Vector angle help?

Question

ABC is a triangle with vector AB= (i+2j+2k) and vector AC= (2i-j-k). Determine the largest angle in the triangle.

Answer 1

In triangle ABC, the vector AB = i + 2j + 2k and vector AC = 2i - j - k.

Find remaing vector BC = AC - AB = (2i - j - k) - (i + 2j + 2k) = i - 3j - 3k.

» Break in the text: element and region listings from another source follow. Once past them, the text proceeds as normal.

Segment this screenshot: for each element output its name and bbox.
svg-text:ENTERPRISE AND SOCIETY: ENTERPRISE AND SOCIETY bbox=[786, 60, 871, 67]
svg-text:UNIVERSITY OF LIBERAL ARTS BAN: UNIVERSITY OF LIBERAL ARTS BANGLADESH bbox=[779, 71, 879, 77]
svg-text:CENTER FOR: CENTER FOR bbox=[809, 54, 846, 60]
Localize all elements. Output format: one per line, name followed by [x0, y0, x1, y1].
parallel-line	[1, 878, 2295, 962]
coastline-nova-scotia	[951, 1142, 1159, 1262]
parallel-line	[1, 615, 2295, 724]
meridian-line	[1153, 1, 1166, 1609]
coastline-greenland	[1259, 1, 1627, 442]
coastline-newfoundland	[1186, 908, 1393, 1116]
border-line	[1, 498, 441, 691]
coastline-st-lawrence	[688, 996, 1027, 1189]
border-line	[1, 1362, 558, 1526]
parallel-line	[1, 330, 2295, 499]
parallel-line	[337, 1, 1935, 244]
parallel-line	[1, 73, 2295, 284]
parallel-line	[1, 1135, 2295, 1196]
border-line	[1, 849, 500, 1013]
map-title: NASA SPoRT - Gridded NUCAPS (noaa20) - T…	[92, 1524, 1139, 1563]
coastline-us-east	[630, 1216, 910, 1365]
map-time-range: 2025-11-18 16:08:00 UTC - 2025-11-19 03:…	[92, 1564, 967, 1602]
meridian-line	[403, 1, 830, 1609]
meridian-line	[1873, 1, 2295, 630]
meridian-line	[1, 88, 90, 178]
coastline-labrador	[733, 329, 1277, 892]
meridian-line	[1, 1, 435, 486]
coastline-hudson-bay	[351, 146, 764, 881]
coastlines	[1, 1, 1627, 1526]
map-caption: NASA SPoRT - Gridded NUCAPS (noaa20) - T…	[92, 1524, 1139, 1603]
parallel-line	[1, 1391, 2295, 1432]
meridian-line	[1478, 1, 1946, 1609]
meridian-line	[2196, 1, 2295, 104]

Length = |AB| = √(1² + 2² + 2²) = √9 = 3

Length = |AC| = √(2² + (- 1)² + (- 1)²) = √6 ≅ 2.45

Length = |BC| = √(1² + (- 3)² + (- 3)²) = √19 ≅ 4.36

From the above, BC is the largest side; hence the angle opposite to the longest side of a triangle is the greatest angle.

Hence here <A is the greates.

==> cos(A) = (AB.AC)/{|AB|*|AC|} = [ (i + 2j + 2k) * (2i - j - k) ] / [ 3*√6 ] = (2 - 2 - 2)/{3*√6) = - 2/(3√6) = - √6/9.

Since it is negative, angle A is obtuse.

A = cos^{- 1}(- √6/9) ≅ cos^{- 1}(- 0.27) ≅ 105.8°.